GST: Reduced input prices will increase consumer staples margins in Q4 of FY26
GST: According to a Systematix Research research, consumer staple firms’ margins are anticipated to rise in the fourth quarter of FY26 (January–March) as recovery is supported by reduced consumer prices as a result of the GST reduction.

According to the analysis, margin improvement in the quarter is projected to be supported by reduced consumer prices as a result of GST reduction and easing input costs as a result of low inflation.According to the research, “We anticipate a gradual QoQ improvement in volume demand on (1) easing consumer pricing (as input costs pull back) and a material improvement in margins in 4Q26 as costs continue to ease.”
The two main drivers of this improvement, according to the research, are the continuing growth of distribution networks by the majority of consumer staple industries and the relaxing of consumer price as raw material costs decline.
In the third quarter of FY26, consumer staple firms probably generated sales growth around high single digits prior to this anticipated rebound in the fourth quarter.
For businesses included by the research, revenue growth was projected to be around 6.7% annually.

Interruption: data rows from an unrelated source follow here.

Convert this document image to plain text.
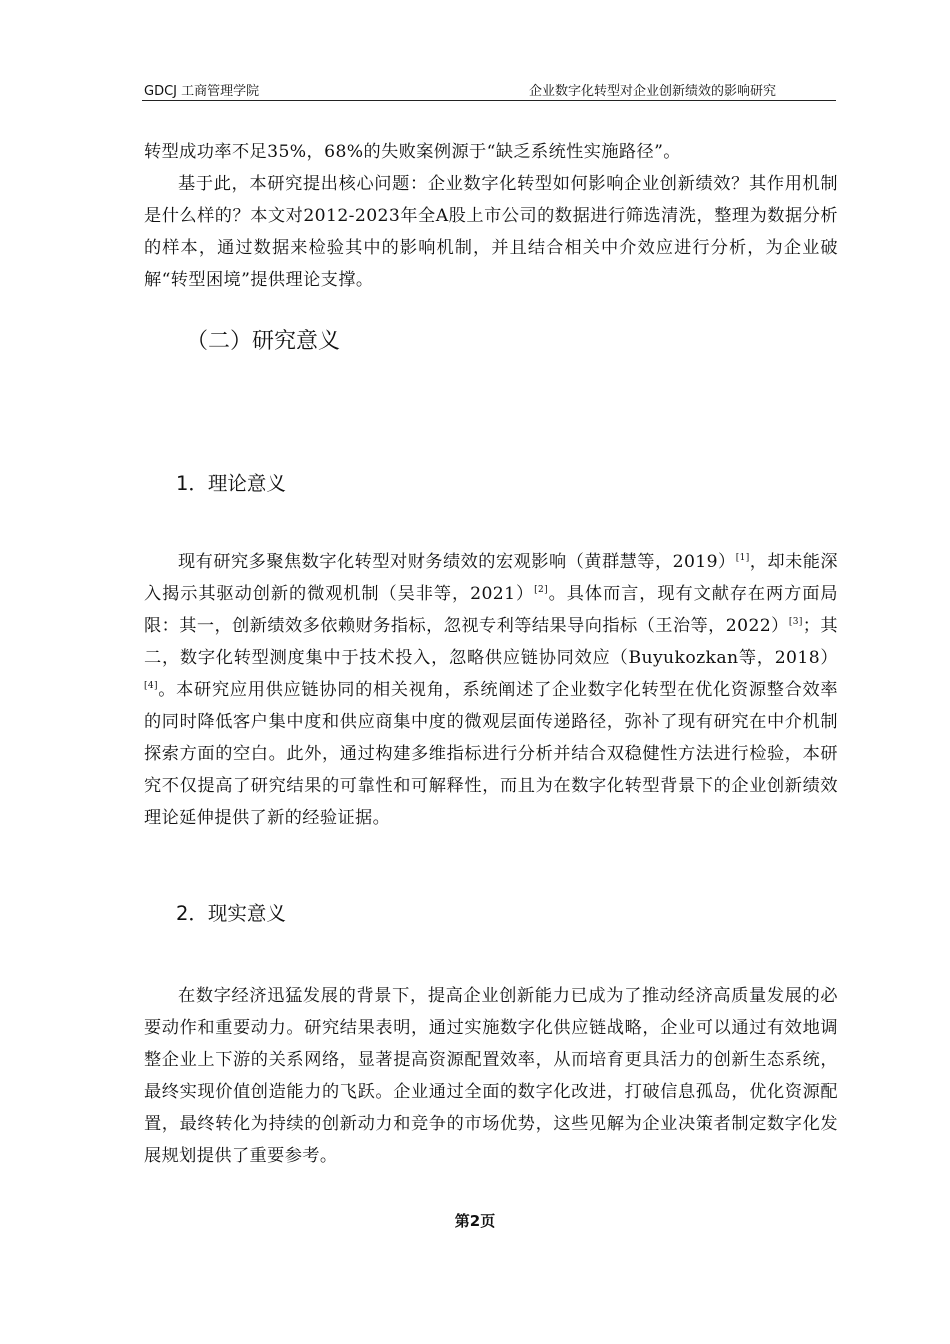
GDCJ 工商管理学院	企业数字化转型对企业创新绩效的影响研究

转型成功率不足35%，68%的失败案例源于“缺乏系统性实施路径”。

基于此，本研究提出核心问题：企业数字化转型如何影响企业创新绩效？其作用机制是什么样的？本文对2012-2023年全A股上市公司的数据进行筛选清洗，整理为数据分析的样本，通过数据来检验其中的影响机制，并且结合相关中介效应进行分析，为企业破解“转型困境”提供理论支撑。

（二）研究意义
1．理论意义

现有研究多聚焦数字化转型对财务绩效的宏观影响（黄群慧等，2019）[1]，却未能深入揭示其驱动创新的微观机制（吴非等，2021）[2]。具体而言，现有文献存在两方面局限：其一，创新绩效多依赖财务指标，忽视专利等结果导向指标（王治等，2022）[3]；其二，数字化转型测度集中于技术投入，忽略供应链协同效应（Buyukozkan等，2018）[4]。本研究应用供应链协同的相关视角，系统阐述了企业数字化转型在优化资源整合效率的同时降低客户集中度和供应商集中度的微观层面传递路径，弥补了现有研究在中介机制探索方面的空白。此外，通过构建多维指标进行分析并结合双稳健性方法进行检验，本研究不仅提高了研究结果的可靠性和可解释性，而且为在数字化转型背景下的企业创新绩效理论延伸提供了新的经验证据。

2．现实意义

在数字经济迅猛发展的背景下，提高企业创新能力已成为了推动经济高质量发展的必要动作和重要动力。研究结果表明，通过实施数字化供应链战略，企业可以通过有效地调整企业上下游的关系网络，显著提高资源配置效率，从而培育更具活力的创新生态系统，最终实现价值创造能力的飞跃。企业通过全面的数字化改进，打破信息孤岛，优化资源配置，最终转化为持续的创新动力和竞争的市场优势，这些见解为企业决策者制定数字化发展规划提供了重要参考。

第2页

This development was backed by an improvement in volume growth, which grew to 3.5 per cent year-on-year in Q3FY26, compared to 3 per cent in Q2FY26 and 2 per cent in Q3FY25.

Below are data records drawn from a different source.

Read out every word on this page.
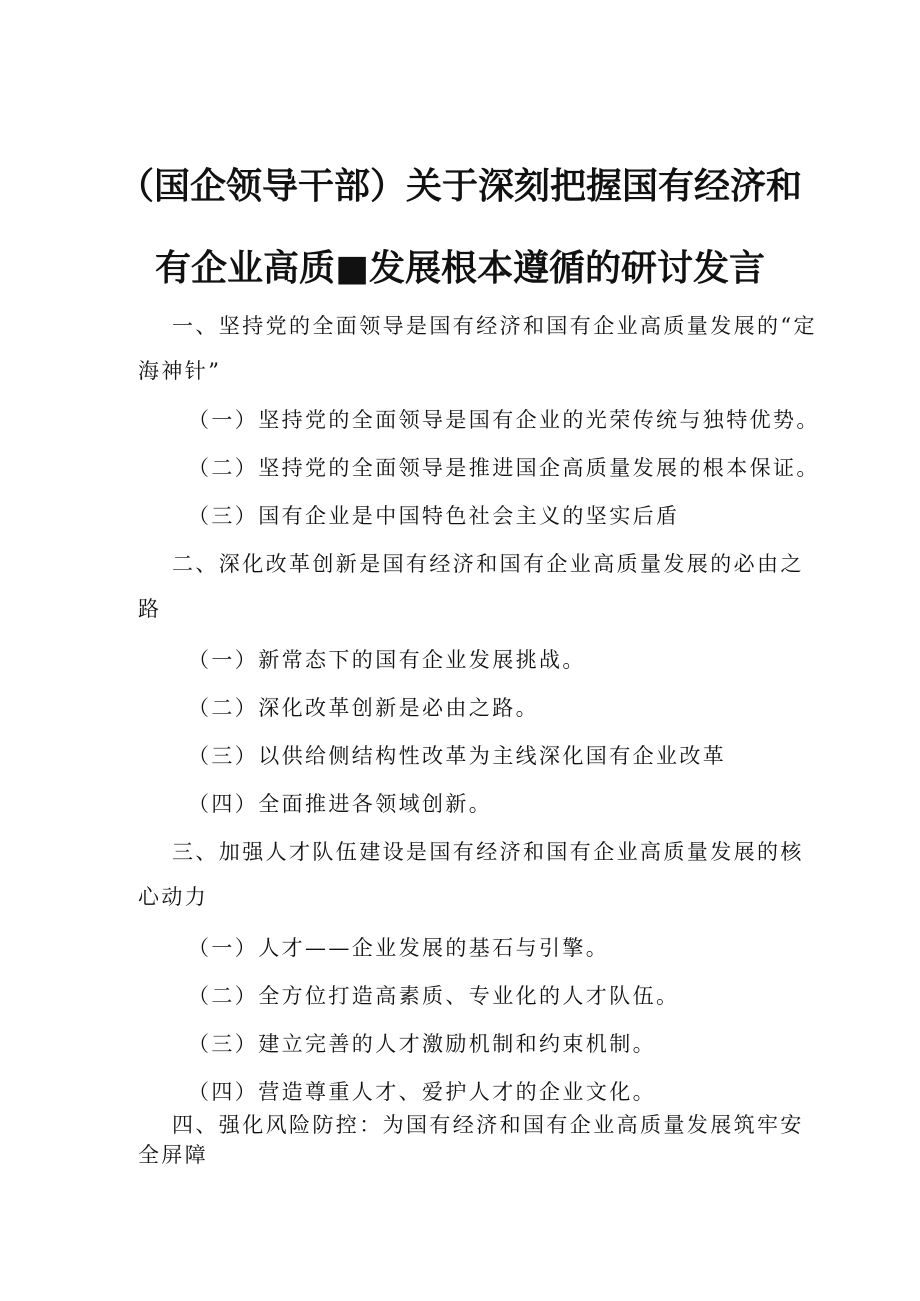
（国企领导干部）关于深刻把握国有经济和
有企业高质■发展根本遵循的研讨发言
一、坚持党的全面领导是国有经济和国有企业高质量发展的“定海神针”
（一）坚持党的全面领导是国有企业的光荣传统与独特优势。
（二）坚持党的全面领导是推进国企高质量发展的根本保证。
（三）国有企业是中国特色社会主义的坚实后盾
二、深化改革创新是国有经济和国有企业高质量发展的必由之路
（一）新常态下的国有企业发展挑战。
（二）深化改革创新是必由之路。
（三）以供给侧结构性改革为主线深化国有企业改革
（四）全面推进各领域创新。
三、加强人才队伍建设是国有经济和国有企业高质量发展的核心动力
（一）人才——企业发展的基石与引擎。
（二）全方位打造高素质、专业化的人才队伍。
（三）建立完善的人才激励机制和约束机制。
（四）营造尊重人才、爱护人才的企业文化。
四、强化风险防控：为国有经济和国有企业高质量发展筑牢安全屏障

According to the study, trade interruptions and dealer destocking after GST reduction caused volume growth to wane in the second quarter of FY26.
Although this weakness subsided in the third quarter, several businesses still experienced disruptions in October and a portion of November before things gradually returned to normal. This had a partial effect on Q3FY26 growth overall.
On the product side, items such as cookies, soaps, hair oils, noodles, coffee, chocolates and cakes did strongly throughout the quarter. Good demand was also seen for winter-related goods including honey, dried fruits, and beauty products.
Juices, milk and other dairy products, tea, and edible oils, on the other hand, were probably affected at the same time.
The research anticipates a significant sequential increase in volume growth to high single digits in the paints industry. Increased demand during the wedding season, the release of delayed demand, and the restart of painting activities after the monsoon season all contributed to this turnaround.
Overall, the survey showed that with improved volumes and reducing costs, consumer staple firms are beginning a period of steady recovery, with margins starting to turn positive in the last quarter of FY26.